Our recent paper on Reviews of Geophysics synthesizes the latest progress in understanding changes in short-lived atmospheric compositions, that is, aerosols, ozone, methane, and nitrogen oxides (NOx), in response to COVID-19 induced emission reductions and the associated climate impacts on regional and global scales. It reviews the detection and attribution methods adopted by COVID research and discusses the science implications for future research and policy guidances on emission controls. 

AI/ML Boost Pollution and EJ Assessment

Air pollution in metropolitan areas varies with city-level, urban-rural, and neighborhood-level disparities. Our recent EST paper (featured on the journal cover) introduces a data-driven approach that leverages the real-world dynamic traffic profiles to continuously estimate community-level year-long air pollutants. The ML model shows promising ability to capture the traffic-induced exposure disparities and significantly improve residents’ exposure to PM2.5, especially for disadvantaged communities.
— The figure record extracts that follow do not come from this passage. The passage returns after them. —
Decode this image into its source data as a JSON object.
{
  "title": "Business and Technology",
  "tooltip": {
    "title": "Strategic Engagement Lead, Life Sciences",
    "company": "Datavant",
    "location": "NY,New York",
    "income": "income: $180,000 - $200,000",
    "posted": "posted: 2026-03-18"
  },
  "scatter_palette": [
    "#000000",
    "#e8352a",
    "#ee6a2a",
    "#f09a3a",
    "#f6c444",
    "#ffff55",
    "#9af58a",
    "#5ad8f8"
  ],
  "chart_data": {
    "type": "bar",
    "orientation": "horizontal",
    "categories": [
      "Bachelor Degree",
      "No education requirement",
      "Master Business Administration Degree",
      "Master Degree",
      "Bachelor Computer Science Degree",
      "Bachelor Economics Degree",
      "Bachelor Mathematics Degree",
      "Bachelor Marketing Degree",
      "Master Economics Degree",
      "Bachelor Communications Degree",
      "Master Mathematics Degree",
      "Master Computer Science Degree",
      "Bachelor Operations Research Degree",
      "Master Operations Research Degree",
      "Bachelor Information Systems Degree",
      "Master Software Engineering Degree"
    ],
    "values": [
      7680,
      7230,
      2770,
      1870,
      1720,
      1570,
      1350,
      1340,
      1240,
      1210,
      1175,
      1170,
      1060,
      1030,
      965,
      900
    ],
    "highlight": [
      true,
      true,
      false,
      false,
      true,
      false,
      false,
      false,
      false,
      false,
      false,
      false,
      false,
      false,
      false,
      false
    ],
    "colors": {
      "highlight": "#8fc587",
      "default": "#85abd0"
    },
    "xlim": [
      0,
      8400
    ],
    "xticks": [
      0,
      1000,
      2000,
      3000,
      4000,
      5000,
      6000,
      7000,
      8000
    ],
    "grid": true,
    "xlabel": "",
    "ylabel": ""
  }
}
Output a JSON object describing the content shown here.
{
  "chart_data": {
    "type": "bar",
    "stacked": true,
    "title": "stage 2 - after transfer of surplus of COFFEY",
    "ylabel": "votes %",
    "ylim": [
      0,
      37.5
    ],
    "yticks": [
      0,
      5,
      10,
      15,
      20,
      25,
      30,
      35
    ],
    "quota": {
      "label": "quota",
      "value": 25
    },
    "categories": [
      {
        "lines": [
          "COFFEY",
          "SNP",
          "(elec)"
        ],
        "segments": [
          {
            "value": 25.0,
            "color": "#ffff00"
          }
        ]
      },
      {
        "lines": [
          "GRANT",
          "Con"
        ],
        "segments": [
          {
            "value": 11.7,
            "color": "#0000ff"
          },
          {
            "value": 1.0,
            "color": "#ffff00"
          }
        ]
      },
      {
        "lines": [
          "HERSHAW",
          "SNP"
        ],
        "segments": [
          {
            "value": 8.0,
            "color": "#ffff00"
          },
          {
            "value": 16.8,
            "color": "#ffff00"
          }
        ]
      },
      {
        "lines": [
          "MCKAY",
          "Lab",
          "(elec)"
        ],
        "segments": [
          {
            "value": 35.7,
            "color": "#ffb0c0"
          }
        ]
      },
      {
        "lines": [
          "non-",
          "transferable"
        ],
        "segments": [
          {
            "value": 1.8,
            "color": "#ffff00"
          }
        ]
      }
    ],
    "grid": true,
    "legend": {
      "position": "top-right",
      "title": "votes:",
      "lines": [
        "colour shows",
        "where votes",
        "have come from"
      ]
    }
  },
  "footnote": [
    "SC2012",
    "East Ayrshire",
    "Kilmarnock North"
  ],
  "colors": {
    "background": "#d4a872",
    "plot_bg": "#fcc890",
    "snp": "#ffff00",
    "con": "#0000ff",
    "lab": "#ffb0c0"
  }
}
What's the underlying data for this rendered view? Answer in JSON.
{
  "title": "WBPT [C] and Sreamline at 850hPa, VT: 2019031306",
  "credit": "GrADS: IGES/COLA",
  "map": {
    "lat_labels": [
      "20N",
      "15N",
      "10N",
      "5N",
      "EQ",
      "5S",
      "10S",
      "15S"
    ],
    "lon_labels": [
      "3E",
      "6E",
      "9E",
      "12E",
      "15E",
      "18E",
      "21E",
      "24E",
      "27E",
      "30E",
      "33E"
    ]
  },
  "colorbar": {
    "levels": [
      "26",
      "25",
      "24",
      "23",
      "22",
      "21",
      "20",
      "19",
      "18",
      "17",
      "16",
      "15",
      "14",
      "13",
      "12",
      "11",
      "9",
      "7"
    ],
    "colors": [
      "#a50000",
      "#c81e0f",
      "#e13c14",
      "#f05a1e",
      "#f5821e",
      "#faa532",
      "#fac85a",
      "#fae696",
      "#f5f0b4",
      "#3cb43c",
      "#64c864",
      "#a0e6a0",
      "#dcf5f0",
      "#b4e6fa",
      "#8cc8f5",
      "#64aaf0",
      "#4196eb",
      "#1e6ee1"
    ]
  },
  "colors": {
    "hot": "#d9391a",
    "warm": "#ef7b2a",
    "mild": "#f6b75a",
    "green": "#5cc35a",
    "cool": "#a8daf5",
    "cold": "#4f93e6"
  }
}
Climate Driver of Carbon Update by Forests

By leveraging the emerging high-resolution measurements of solar-induced chlorophyll fluorescence (SIF) from contemporary satellites, our recent GCB paper shows that the dependence of SIF on climate variables is highly heterogeneous, with two regimes identified: water and energy limited. We find that the coupling between SIF and water supply increases with the mean dryness, while the current suite of vegetation models fail to capture it, casting doubt on the projections of future changes in carbon dynamics.

Direct Observational Constraints on Black Carbon Forcing

Black carbon (BC) is the largest warming agent amoung all aerosol species. Our recent paper on One Earth based on our single-particle-level observations reveal multi-level microphysical complexities in BC-containing particles, and suggest likely overestimated BC absorption in current aerosol-climate models. Our another recent paper on JAMES develops an improved aerosol optical model in a global climate model to better account for those observations.

Car driving down the road in a snow storm

Air Cleaning Suppressed Winter Extremes

Anthropogenic aerosol emissions decreased over North America and Europe but increased over Asia since the 1970s. Our recent paper on Nature Climate Change revealed that this aerosol forcing caused jet stream winds to shift poleward over the Atlantic, decreasing planetary wave activity and partially inhibiting extreme winter weather over northern Eurasia. It stresses the importance of anthropogenic aerosols and their spatiotemporal variability in assessing the drivers of extreme weather in historical and future climate.